Die Manul, wissenschaftlich bekannt als Pallas-Katze (Otocolobus manul), ist eine charmante kleine Wildkatze mit langem und dichtem hellgrauem Fell und liebenswerten abgerundeten Ohren, die tief an den Seiten ihres Kopfes positioniert sind. Mit einer Kopf- und Körperlänge von 46 bis 65 cm (18 bis 26 Zoll) hat es einen buschigen Schwanz von 21 bis 31 cm (8,3 bis 12,2 Zoll). Diese außergewöhnliche Kreatur beherrscht die Kunst der Tarnung und gedeiht erfolgreich im rauen kontinentalen Klima ihres natürlichen Lebensraums, in dem es kaum Niederschläge gibt und die Temperaturen stark schwanken.
Das Manul-Gebirge in Turkmenistan erstreckt sich vom Naturschutzgebiet Badkyz im Nordosten entlang des Kopetdag-Gebirges bis in die Balkanprovinz. Laut Wikipedia ist die Pallas-Katze mögliche Bewohner entlang der gesamten Küste des Golfs von Kara-Bogaz-Gol. Diese Art von Wildkatze gilt jedoch in Turkmenistan als selten. Der Manul führt jedoch einen eher geheimnisvollen Lebensstil und ist in der Tierwelt nicht sehr leicht zu treffen.

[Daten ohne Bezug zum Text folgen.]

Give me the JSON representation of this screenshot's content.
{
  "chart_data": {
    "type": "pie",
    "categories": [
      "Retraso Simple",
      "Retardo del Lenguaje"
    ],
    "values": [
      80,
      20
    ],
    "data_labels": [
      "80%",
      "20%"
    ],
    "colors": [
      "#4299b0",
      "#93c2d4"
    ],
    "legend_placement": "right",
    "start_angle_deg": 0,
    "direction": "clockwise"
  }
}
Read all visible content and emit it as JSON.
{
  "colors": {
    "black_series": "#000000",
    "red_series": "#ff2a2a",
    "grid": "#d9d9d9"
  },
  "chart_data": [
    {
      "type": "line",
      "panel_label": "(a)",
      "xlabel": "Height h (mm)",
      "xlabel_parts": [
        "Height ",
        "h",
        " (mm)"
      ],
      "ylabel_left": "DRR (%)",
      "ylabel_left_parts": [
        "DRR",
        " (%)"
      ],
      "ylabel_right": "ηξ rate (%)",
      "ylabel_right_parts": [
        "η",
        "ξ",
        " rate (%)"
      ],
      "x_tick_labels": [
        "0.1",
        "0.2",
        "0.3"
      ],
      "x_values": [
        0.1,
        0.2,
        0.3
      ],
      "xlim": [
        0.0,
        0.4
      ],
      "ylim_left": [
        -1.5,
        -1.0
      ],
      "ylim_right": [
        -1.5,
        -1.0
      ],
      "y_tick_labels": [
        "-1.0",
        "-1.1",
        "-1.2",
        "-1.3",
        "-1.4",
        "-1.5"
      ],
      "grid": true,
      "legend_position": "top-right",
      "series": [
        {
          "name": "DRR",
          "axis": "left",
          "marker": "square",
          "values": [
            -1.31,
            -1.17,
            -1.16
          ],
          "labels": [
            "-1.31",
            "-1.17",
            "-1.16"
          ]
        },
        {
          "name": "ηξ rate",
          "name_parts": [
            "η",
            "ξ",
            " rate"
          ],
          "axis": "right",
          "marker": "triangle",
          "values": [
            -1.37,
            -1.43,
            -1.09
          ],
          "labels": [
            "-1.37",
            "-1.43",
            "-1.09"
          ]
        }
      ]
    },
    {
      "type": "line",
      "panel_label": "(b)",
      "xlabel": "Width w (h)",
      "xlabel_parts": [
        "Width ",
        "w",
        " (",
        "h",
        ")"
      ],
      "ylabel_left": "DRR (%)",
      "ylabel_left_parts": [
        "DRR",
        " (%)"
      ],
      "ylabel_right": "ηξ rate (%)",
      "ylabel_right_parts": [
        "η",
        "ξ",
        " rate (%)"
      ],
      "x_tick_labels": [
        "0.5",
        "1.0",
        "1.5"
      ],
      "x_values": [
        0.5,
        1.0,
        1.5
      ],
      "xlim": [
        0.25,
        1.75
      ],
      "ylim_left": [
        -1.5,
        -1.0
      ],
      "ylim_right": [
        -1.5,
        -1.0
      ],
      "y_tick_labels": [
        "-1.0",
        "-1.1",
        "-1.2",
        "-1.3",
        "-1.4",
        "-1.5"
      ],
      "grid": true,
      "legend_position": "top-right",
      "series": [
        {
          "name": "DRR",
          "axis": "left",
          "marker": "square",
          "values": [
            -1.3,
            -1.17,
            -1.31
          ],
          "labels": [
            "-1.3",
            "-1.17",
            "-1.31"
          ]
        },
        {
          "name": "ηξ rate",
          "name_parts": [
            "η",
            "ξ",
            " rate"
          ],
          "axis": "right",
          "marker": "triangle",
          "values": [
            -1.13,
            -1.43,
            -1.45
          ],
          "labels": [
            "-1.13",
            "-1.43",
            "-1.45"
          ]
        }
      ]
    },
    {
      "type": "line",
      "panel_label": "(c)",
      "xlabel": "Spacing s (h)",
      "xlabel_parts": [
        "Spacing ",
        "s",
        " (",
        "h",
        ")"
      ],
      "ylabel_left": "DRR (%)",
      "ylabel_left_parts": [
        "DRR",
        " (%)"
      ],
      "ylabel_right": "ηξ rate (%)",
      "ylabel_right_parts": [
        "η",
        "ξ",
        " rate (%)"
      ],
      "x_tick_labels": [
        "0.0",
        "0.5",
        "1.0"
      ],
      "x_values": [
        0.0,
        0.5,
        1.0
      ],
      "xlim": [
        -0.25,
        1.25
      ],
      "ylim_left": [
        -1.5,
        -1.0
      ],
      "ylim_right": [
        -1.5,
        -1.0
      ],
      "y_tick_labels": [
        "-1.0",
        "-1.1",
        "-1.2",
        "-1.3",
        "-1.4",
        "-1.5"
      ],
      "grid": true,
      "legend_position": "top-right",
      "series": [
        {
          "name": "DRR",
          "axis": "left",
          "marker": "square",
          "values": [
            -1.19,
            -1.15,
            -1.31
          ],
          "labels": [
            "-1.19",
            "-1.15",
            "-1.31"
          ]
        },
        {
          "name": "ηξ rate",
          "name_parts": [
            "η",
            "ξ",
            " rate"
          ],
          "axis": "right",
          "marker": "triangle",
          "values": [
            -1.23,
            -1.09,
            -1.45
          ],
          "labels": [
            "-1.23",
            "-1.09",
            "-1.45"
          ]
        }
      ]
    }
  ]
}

Pallas Katzen sind seit November 2019 dreimal in Turkmenistan auf Kamerafallen aufgetaucht. Die erste und dritte Sichtung ereigneten sich im zentralen Kopet Dag nahe der iranischen Grenze, während die zweite im Großen Balkangebirge im Nordwesten Turkmenistans dokumentiert wurde. Bemerkenswerterweise hatte der zentrale Kopet Dag anekdotische Berichte über Pallas ‘Katzensichtungen, aber bis vor kurzem gab es keine dokumentierten Aufzeichnungen im Großen Balkangebiet. Laut älterer Literatur aus dem Jahr 1962 (Shukurov 1962) wurde Pallas’Katze jedoch bereits 1940 im Großen Balkangebiet beobachtet.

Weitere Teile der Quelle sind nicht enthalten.